Let us contrast this with a Hawkmoon or Elric book if, for example, Mike Flynn, the author of WRECK OF THE RIVER OF STARS, had written it. You would have had at least four main characters who sought and stood for four different worldviews: a tyrant, representing Law in the extreme; a policeman representing Law in moderation; a rebel or freedom-fighter or lovable rogue representing chaos in moderation; an anarchist or madman representing chaos in the extreme. The conflict of the plot would of necessity be the two moderate characters overcoming their loyalty to the meaningless banners of law and chaos, seeing that the true conflict is between moderation and extremism, and the mild and moderate gray-colored heroes would eventually overcome the unbalanced fanatics.
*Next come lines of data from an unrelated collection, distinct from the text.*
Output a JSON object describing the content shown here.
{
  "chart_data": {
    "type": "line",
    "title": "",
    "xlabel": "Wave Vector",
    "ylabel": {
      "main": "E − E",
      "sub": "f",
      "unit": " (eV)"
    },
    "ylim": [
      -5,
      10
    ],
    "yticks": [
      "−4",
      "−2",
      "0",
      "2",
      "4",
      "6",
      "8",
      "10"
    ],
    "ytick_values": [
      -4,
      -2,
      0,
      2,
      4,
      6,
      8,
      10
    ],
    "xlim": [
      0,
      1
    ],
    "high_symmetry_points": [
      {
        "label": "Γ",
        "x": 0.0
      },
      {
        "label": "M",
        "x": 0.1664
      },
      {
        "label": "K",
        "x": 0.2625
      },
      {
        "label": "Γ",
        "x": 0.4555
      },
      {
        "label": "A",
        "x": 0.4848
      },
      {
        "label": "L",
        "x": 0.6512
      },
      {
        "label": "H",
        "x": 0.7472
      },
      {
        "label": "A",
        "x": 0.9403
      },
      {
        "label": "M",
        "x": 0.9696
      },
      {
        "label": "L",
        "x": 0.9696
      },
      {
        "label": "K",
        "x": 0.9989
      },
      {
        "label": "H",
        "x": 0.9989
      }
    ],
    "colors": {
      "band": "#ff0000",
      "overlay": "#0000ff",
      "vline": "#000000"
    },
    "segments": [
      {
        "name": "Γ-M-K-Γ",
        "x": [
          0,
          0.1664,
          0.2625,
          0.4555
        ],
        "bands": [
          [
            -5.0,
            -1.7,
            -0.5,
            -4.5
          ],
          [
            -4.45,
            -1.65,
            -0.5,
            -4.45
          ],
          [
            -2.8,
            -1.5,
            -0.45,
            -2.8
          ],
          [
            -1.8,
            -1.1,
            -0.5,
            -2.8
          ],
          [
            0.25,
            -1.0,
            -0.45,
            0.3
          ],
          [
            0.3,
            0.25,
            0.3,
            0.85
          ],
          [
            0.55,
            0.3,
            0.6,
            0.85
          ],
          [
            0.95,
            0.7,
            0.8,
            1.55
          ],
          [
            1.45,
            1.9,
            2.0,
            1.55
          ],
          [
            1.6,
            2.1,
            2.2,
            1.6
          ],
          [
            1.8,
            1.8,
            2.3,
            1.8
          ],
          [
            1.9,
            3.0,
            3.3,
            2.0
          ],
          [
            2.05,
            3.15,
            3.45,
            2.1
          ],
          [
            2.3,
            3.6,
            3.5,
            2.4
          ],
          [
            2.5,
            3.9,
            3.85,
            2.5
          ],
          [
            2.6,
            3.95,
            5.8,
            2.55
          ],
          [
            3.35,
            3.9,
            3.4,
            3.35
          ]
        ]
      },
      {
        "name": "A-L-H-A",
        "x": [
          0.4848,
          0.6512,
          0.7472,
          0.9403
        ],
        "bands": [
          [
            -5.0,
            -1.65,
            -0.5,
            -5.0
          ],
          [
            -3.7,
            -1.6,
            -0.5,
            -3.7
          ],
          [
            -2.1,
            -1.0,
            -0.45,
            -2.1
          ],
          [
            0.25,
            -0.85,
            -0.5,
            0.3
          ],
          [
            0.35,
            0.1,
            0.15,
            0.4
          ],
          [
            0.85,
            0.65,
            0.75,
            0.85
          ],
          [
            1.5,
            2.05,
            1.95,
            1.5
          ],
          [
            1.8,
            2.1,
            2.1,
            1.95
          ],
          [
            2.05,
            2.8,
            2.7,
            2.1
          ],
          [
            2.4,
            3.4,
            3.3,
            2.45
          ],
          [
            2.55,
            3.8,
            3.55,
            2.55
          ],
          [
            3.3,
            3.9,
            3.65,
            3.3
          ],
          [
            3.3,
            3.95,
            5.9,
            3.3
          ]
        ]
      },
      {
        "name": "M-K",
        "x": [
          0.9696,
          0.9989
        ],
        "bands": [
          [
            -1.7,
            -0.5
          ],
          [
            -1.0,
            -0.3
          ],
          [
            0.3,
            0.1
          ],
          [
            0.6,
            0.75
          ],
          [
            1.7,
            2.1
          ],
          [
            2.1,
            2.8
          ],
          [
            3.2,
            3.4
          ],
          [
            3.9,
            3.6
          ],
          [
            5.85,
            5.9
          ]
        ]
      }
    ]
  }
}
But there would have been no great matter to it. A triumph of the bland compromise contains nothing much of adventure or romance. I put it to any of my fellow fans of Moorcock–can you remember a single thing, a name or a striking image, regarding the Lords of Balance, who form the dead center of the Eye of the Hurricane in the midst of the eternal and eternally pointless war between Law and Chaos?

This could have been a matter as interesting, say, as John Carter, warlord of Mars, wrestling a white ape or combating the Yellow Men of the North Pole. It would not have any deep or significant meaning, such as we see surrounding Frodo’s struggle to destroy the ring which is his uncle’s treasure. It would not have any deep meaning at all, because no writer, not even the accomplished Mike Flynn, can draw deep water from a shallow pond.

The archetypes of law and chaos are shallow: they are abstractions tying together groups of otherwise unrelated phenomena. There is nothing much to say about Law and Chaos in the abstract precisely because they rely on a blurry definition of the terms (tyranny, for example, is lawlessness, unbound political power; only a shallow man calls this an extreme or overdose of lawfulness).

For Moorcock to criticize Tolkien is profoundly ungrateful. No one would have read a single word of Moorcock’s fantasy books had Tolkien not written Lord of the Rings, because, without Lord of the Rings, there is no modern fantasy movement, no Lin Carter, nothing along these lines. You would have E.R. Eddison (but out of print) and a few oddities like Lord Dunsany or David Lindsay (also out of print). You would not have any audience for Elric stories, or, rather, the audience would have been roughly the same size as H.P. Lovecraft’s audience in his lifetime.

And, as I said, Michael Moorcock is not as deep as Mike Flynn. Perhaps he has depths to his writing on other books I have not read. My reading is confined to his juvenile fare, books about Elric and Hawkmoon and Corum and Bastable. I appreciate them for what they are: light escapist fare written for teens, full of blood and thunder and woebegone posturing, kind of a comic book version of Wagner, but without the thought and artistry of a real comic book, written by someone like Jack Kirby.

For the author of this light fluff to take himself seriously as a man of letters is mildly comical. I have read issues of MACHINE MAN by Jack Kirby that address more deep and serious issues in a more deep and serious way than the entire Eternal Champion oeuvre combined.

For the author of this light fluff to set himself above Tolkien and pretend to look down dismissively is beyond comical and into the grotesque. It is like the moment you realize that the joker pretending to babble like an insane man for your amusement is not a joker at all, but is insane, and will never escape from the trap of his own cracked brain, and you swallow in sorrow a laugh that in that moment turns bitter in your throat. You grow pale with pity as you realize the buffoon is serious.